エッジコンピューティング、2020年代におけるICT戦略の中心的存在へ
ハイブリッドおよび分散型のクラウドインフラストラクチャは、Kubernetesなどのテクノロジーにより、より管理しやすくなり、運用も迅速化しました。IoT(モノのインターネット)の台頭により、センサーやロボットなどの接続されたエフェクターが急増しています。一方で、企業内では5G無線ネットワークが登場し始めています。これらのネットワークは、低レイテンシを提供し、産業用制御システム、ロボット、自律走行車、AR/VR(拡張/仮想現実)などの新しいアプリケーションを可能にします。その結果、低レイテンシの恩恵を十分に受けるためには、アプリケーションをエンドユーザーのより近くで移行することが競争上の必要条件となっています。
エッジコンピューティングは、もう1つのトレンドである人工知能(AI)と組み合わせることで、2010年代のクラウドのように、2020年代におけるICT分野の競争において、中心的存在となるでしょう。企業がエッジコンピューティングで展開したいと考えるアプリケーションは、2010年代に見られたAIや機械学習(ML)技術の目覚ましい進歩の恩恵を受けたものです。その代表的な例として、マシンビジョン、ロボティクス、時系列データ分析などが挙げられます。クラウドで実証されたAIは、エッジコンピューティング分野にも進出しようとしています。

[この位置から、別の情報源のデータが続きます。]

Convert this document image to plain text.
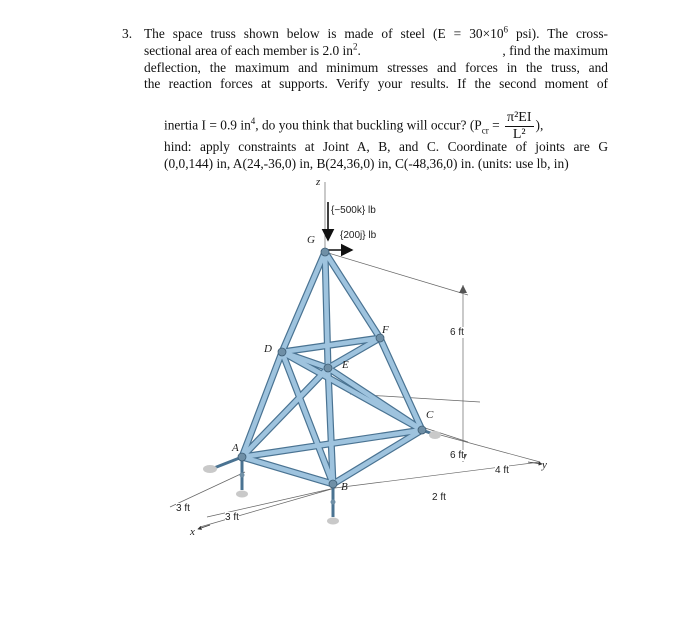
3. The space truss shown below is made of steel ($E = 30\times 10^6$ psi). The cross-
sectional area of each member is 2.0 $in^2$.	, find the maximum
deflection, the maximum and minimum stresses and forces in the truss, and
the reaction forces at supports. Verify your results. If the second moment of
inertia I = 0.9 $in^4$, do you think that buckling will occur? ($P_{cr} = \frac{\text{π²EI}}{\text{L²}}$ ),
hind: apply constraints at Joint A, B, and C. Coordinate of joints are G
(0,0,144) in, A(24,-36,0) in, B(24,36,0) in, C(-48,36,0) in. (units: use lb, in)
z
x
y
{−500k} lb
{200j} lb
G
D
E
F
A
B
C
6 ft
6 ft
4 ft
2 ft
3 ft
3 ft
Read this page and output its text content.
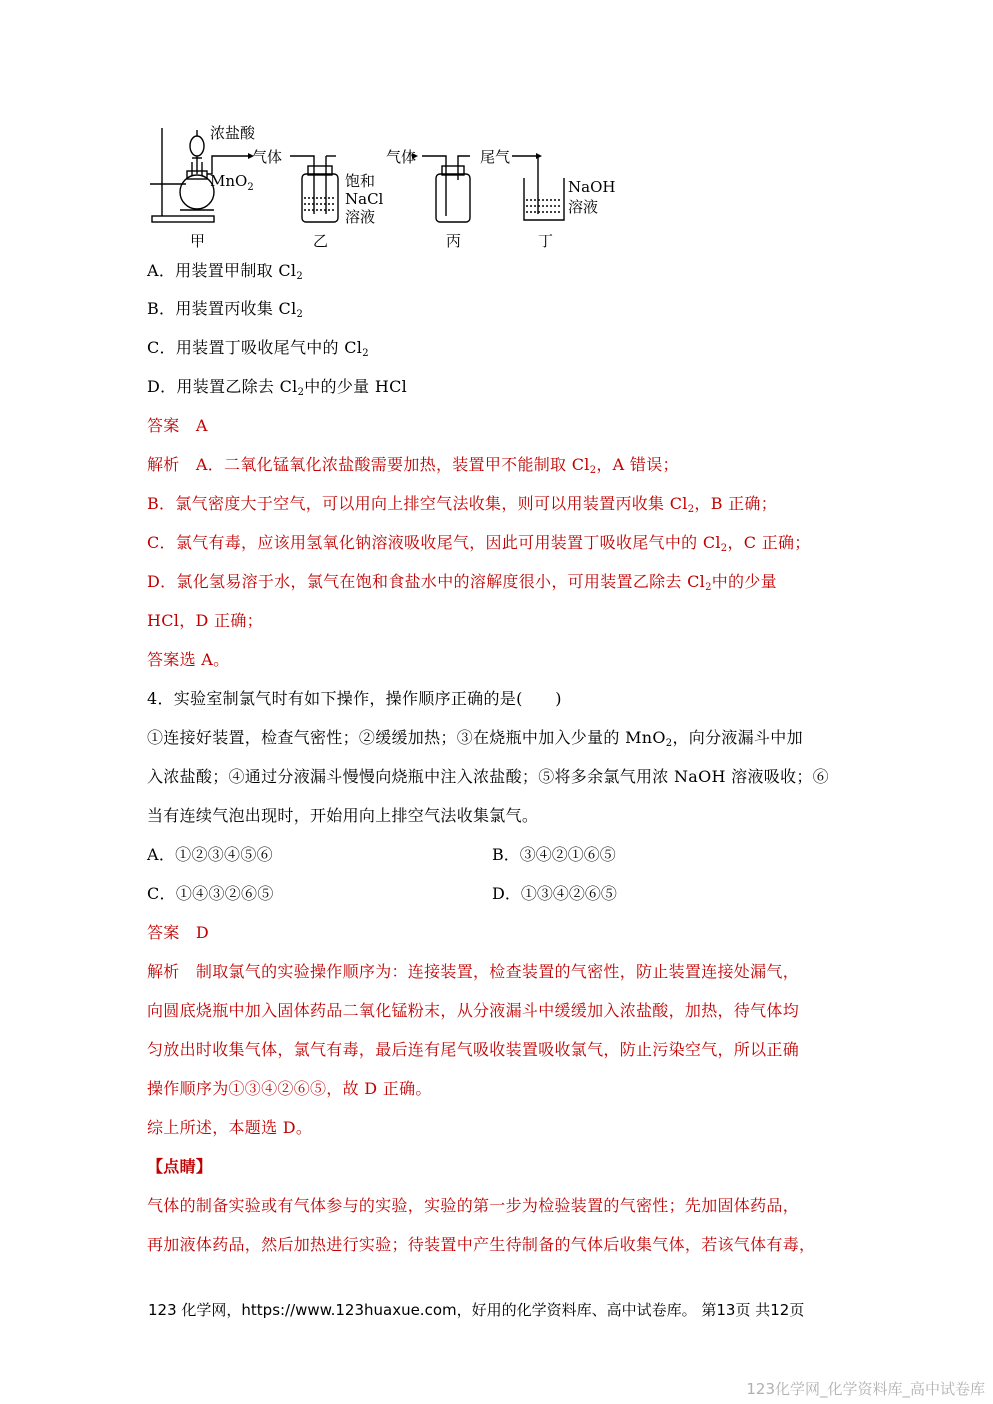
浓盐酸
MnO$_2$
气体	气体	尾气
饱和
NaCl
溶液
NaOH
溶液
甲	乙	丙	丁
A．用装置甲制取 $Cl_2$
B．用装置丙收集 $Cl_2$
C．用装置丁吸收尾气中的 $Cl_2$
D．用装置乙除去 $Cl_2$中的少量 HCl
答案　A
解析　A．二氧化锰氧化浓盐酸需要加热，装置甲不能制取 $Cl_2$，A 错误；
B．氯气密度大于空气，可以用向上排空气法收集，则可以用装置丙收集 $Cl_2$，B 正确；
C．氯气有毒，应该用氢氧化钠溶液吸收尾气，因此可用装置丁吸收尾气中的 $Cl_2$，C 正确；
D．氯化氢易溶于水，氯气在饱和食盐水中的溶解度很小，可用装置乙除去 $Cl_2$中的少量
HCl，D 正确；
答案选 A。
4．实验室制氯气时有如下操作，操作顺序正确的是(　　)
①连接好装置，检查气密性；②缓缓加热；③在烧瓶中加入少量的 MnO$_2$，向分液漏斗中加
入浓盐酸；④通过分液漏斗慢慢向烧瓶中注入浓盐酸；⑤将多余氯气用浓 NaOH 溶液吸收；⑥
当有连续气泡出现时，开始用向上排空气法收集氯气。
A．①②③④⑤⑥	B．③④②①⑥⑤
C．①④③②⑥⑤	D．①③④②⑥⑤
答案　D
解析　制取氯气的实验操作顺序为：连接装置，检查装置的气密性，防止装置连接处漏气，
向圆底烧瓶中加入固体药品二氧化锰粉末，从分液漏斗中缓缓加入浓盐酸，加热，待气体均
匀放出时收集气体，氯气有毒，最后连有尾气吸收装置吸收氯气，防止污染空气，所以正确
操作顺序为①③④②⑥⑤，故 D 正确。
综上所述，本题选 D。
【点睛】
气体的制备实验或有气体参与的实验，实验的第一步为检验装置的气密性；先加固体药品，
再加液体药品，然后加热进行实验；待装置中产生待制备的气体后收集气体，若该气体有毒，
123 化学网，https://www.123huaxue.com，好用的化学资料库、高中试卷库。 第13页 共12页
123化学网_化学资料库_高中试卷库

この新しい市場機会に熱視線を送るプレーヤー達がいます。通信サービスプロバイダー(CSP)、それをサポートするネットワークベンダー、そして新種の代替サービスプロバイダーは、ワイヤレスの専門知識によってエッジコンピューティングを所有できるようになると期待しています。半導体メーカーやサーバーOEMは、既存のサーバー製品に新たなビジネスの大いなる可能性を見出しています。ハイパースケールクラウドプロバイダーは、集中型データセンターとマネージドサービスを基盤としたビジネスモデルが崩壊する可能性を想定しており、エッジコンピューティングへの挑戦をリードすることでリスクを回避したいと考えています。